Foster carer Jessica took three siblings 12 days before Christmas for what she thought was a brief stay. Four days before Christmas, she was asked if they could stay longer.
It didn’t leave much time for festive planning and the foster children’s “very traumatised” emotional state was a priority. However, Jessica’s approach to the situation worked well. Three years on, the children are still with her and are thriving. This is her advice about fostering a child during their first Christmas.
1. Keep foster Christmas special and separate
Book family contacts on one day and turn it into a birth family Christmas. It’s more tricky this year due to Covid, but Jessica’s children met their mum and one grandma this week and will meet their other grandma next week. Their foster family Christmas is entirely separate.
2. Be aware of the emotions
Christmas can be a difficult time for foster children and theirs are no exception.
“It produces very mixed feelings,” Jessica said. “The children might feel guilty about being happy to be with their foster family and not their birth family. They might feel sad at the same time.
“Sometimes they can find it hard to accept gifts from their birth parents, particularly if the gifts are second-hand. However, they are children and Christmas can be an exciting time, too.”
3. Keep things quietly engaging
Get to know your children and what’s right for them. The first Christmas Jessica’s foster children were with them, they cried every time someone knocked on the door, so the family stopped people coming to the house until the children felt more settled.

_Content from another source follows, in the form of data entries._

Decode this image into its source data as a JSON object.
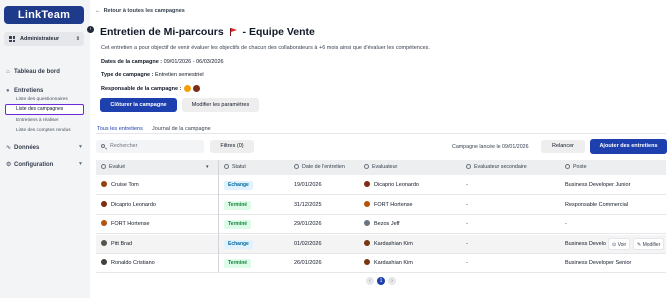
{
  "sidebar": {
    "logo": "LinkTeam",
    "collapse_icon": "chevron-left-icon",
    "role_selector": "Administrateur",
    "nav": {
      "home": "Tableau de bord",
      "interviews": "Entretiens",
      "data": "Données",
      "config": "Configuration"
    },
    "interview_sub": [
      "Liste des questionnaires",
      "Liste des campagnes",
      "Entretiens à réaliser",
      "Liste des comptes rendus"
    ]
  },
  "header": {
    "back_link": "Retour à toutes les campagnes",
    "title_part1": "Entretien de Mi-parcours",
    "title_part2": "- Equipe Vente",
    "description": "Cet entretien a pour objectif de venir évaluer les objectifs de chacun des collaborateurs à +6 mois ainsi que d'évaluer les compétences.",
    "dates_label": "Dates de la campagne :",
    "dates_value": "09/01/2026 - 06/03/2026",
    "type_label": "Type de campagne :",
    "type_value": "Entretien semestriel",
    "manager_label": "Responsable de la campagne :",
    "close_button": "Clôturer la campagne",
    "edit_button": "Modifier les paramètres"
  },
  "tabs": [
    "Tous les entretiens",
    "Journal de la campagne"
  ],
  "toolbar": {
    "search_placeholder": "Rechercher",
    "filters_button": "Filtres (0)",
    "campaign_note": "Campagne lancée le 09/01/2026",
    "remind_button": "Relancer",
    "add_button": "Ajouter des entretiens"
  },
  "table": {
    "columns": [
      "Evalué",
      "Statut",
      "Date de l'entretien",
      "Evaluateur",
      "Evaluateur secondaire",
      "Poste"
    ],
    "rows": [
      {
        "evalue": "Cruise Tom",
        "statut": "Echange",
        "date": "19/01/2026",
        "evaluateur": "Dicaprio Leonardo",
        "secondaire": "-",
        "poste": "Business Developer Junior"
      },
      {
        "evalue": "Dicaprio Leonardo",
        "statut": "Terminé",
        "date": "31/12/2025",
        "evaluateur": "FORT Hortense",
        "secondaire": "-",
        "poste": "Responsable Commercial"
      },
      {
        "evalue": "FORT Hortense",
        "statut": "Terminé",
        "date": "29/01/2026",
        "evaluateur": "Bezos Jeff",
        "secondaire": "-",
        "poste": "-"
      },
      {
        "evalue": "Pitt Brad",
        "statut": "Echange",
        "date": "01/02/2026",
        "evaluateur": "Kardashian Kim",
        "secondaire": "-",
        "poste": "Business Develo"
      },
      {
        "evalue": "Ronaldo Cristiano",
        "statut": "Terminé",
        "date": "26/01/2026",
        "evaluateur": "Kardashian Kim",
        "secondaire": "-",
        "poste": "Business Developer Senior"
      }
    ],
    "row_actions": [
      "Voir",
      "Modifier"
    ]
  },
  "pagination": {
    "current": "1"
  },
  "colors": {
    "primary": "#1e40af",
    "echange_badge": "#0369a1",
    "termine_badge": "#15803d"
  }
}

Jessica recommends normal things like going to see Father Christmas and putting up decorations, but nothing too outlandish. She doesn’t tell her foster children in advance what they are planning to do because the children can become anxious.
“We don’t know their history. We noticed that they become anxious about big events, so we don’t do things like that.”

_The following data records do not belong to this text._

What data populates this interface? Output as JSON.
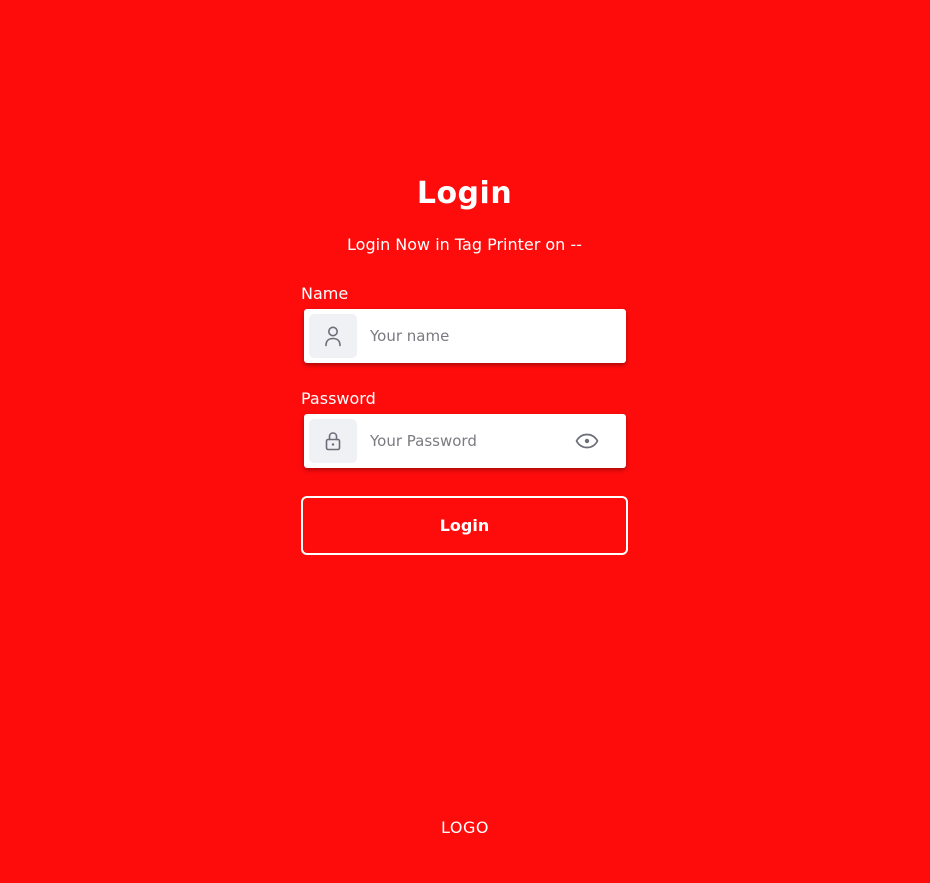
{
  "login": {
    "title": "Login",
    "subtitle": "Login Now in Tag Printer on --",
    "name_label": "Name",
    "name_placeholder": "Your name",
    "password_label": "Password",
    "password_placeholder": "Your Password",
    "button_label": "Login"
  },
  "footer": {
    "logo_text": "LOGO"
  },
  "icons": {
    "name_field": "user-icon",
    "password_field": "lock-icon",
    "password_toggle": "eye-icon"
  },
  "colors": {
    "background": "#fe0c0c",
    "text": "#ffffff",
    "input_background": "#ffffff",
    "icon_background": "#f0f1f5",
    "icon_color": "#6b6e78",
    "placeholder": "#7a7b80"
  }
}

4. Develop your foster Christmas traditions
Develop your own family traditions. Jessica’s children call streaky bacon placed crossways on top of the turkey ‘knitted meat’. The younger children love this and Brussels sprouts (even though Jessica admits she hates them) so they are part of Christmas Day lunch.
On Christmas Eve, the family attends the crib service at the local church. Boxing Day is spent with friends playing Bingo with silly prizes. The whole family gets involved in making the Christmas cake.
5. Be creative
Covid restrictions this year mean the family can’t do its normal Christmas outing to see Father Christmas so, instead, they have decorated the entire garden with Christmas lights, including all the fruit trees and the climbing frame!

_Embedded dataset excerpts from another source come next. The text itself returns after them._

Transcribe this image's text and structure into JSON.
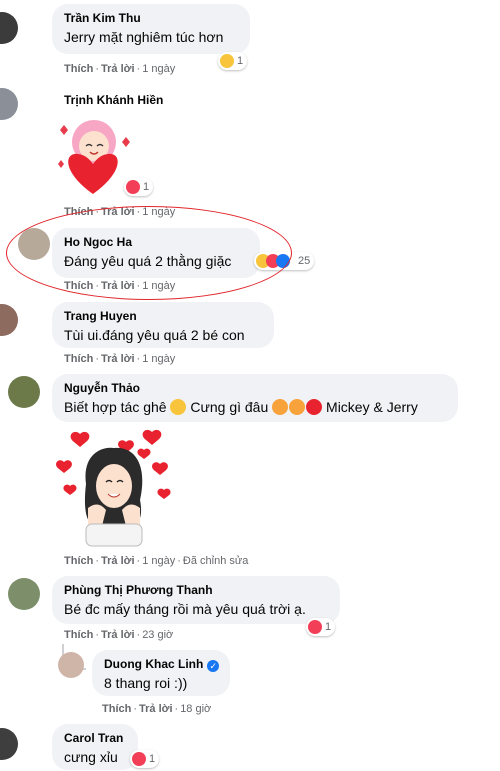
{
  "meta_labels": {
    "like": "Thích",
    "reply": "Trả lời",
    "dot": "·"
  },
  "comments": [
    {
      "author": "Trần Kim Thu",
      "text": "Jerry mặt nghiêm túc hơn",
      "time": "1 ngày",
      "reaction_count": "1",
      "reaction": "haha-icon"
    },
    {
      "author": "Trịnh Khánh Hiền",
      "time": "1 ngày",
      "reaction_count": "1",
      "reaction": "heart-icon",
      "sticker": "heart-hug-sticker"
    },
    {
      "author": "Ho Ngoc Ha",
      "text": "Đáng yêu quá 2 thằng giặc",
      "time": "1 ngày",
      "reaction_count": "25",
      "reaction": "haha-love-like-icons"
    },
    {
      "author": "Trang Huyen",
      "text": "Tùi ui.đáng yêu quá 2 bé con",
      "time": "1 ngày"
    },
    {
      "author": "Nguyễn Thảo",
      "text_parts": [
        "Biết hợp tác ghê ",
        " Cưng gì đâu ",
        " Mickey & Jerry"
      ],
      "time": "1 ngày",
      "edited": "Đã chỉnh sửa",
      "sticker": "avatar-hearts-sticker"
    },
    {
      "author": "Phùng Thị Phương Thanh",
      "text": "Bé đc mấy tháng rồi mà yêu quá trời ạ.",
      "time": "23 giờ",
      "reaction_count": "1",
      "reaction": "heart-icon"
    },
    {
      "author": "Duong Khac Linh",
      "text": "8 thang roi :))",
      "time": "18 giờ",
      "verified": "verified-badge-icon"
    },
    {
      "author": "Carol Tran",
      "text": "cưng xỉu",
      "reaction_count": "1",
      "reaction": "heart-icon"
    }
  ],
  "colors": {
    "bubble": "#f0f2f5",
    "meta": "#65676b",
    "highlight": "#e0262b",
    "love": "#f33e58",
    "like": "#1877f2",
    "haha": "#f7c43b"
  }
}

Do things with the children that make them feel proud – Jessica’s children will be making icing decorations to go on top of the cake and Christmas decorations out of airdrying clay. Craft activities don’t have to be expensive and are an important way for the children to make Christmas memories.
6. Enlist the elves
Elf on the Shelf is a fun Christmas tradition for younger children, with the elf doing silly things each morning throughout December.
In Jessica’s house, the elf turned all the milk into elf milk (thanks to a dash of green food colouring). When the milk was used to cook lasagne, it resembled guacamole!
7. Gifts for cuddling
Consider giving a gift to treasure each Christmas. Jessica’s children always receive a special Christmas teddy or cuddly toy, poking out of the top of their Christmas stocking.
8. Setting examples
Birth children can be great role models, helping to reassure foster children and explain things in a way they will understand.
Jessica’s birth children took part in the local church service last year, inspiring all three foster children to ask I they could join in.
9. Know you can do it
Sometimes you need to just seize the moment and do it. Jessica said: “If someone had asked me if I’d take a group of three siblings two weeks before Christmas I’d have said no, but it’s been fine. If you wait for all the lights to be green it might never happen.
“Providing you have done your training and you’ve got support in place I’d say jump in and do it and fit around those children to make it work.
“An adult I spoke to who spent two years in foster care said it was the first time they’d felt safe and secure and knew they would have food and be warm. Imagine that. You could do that.”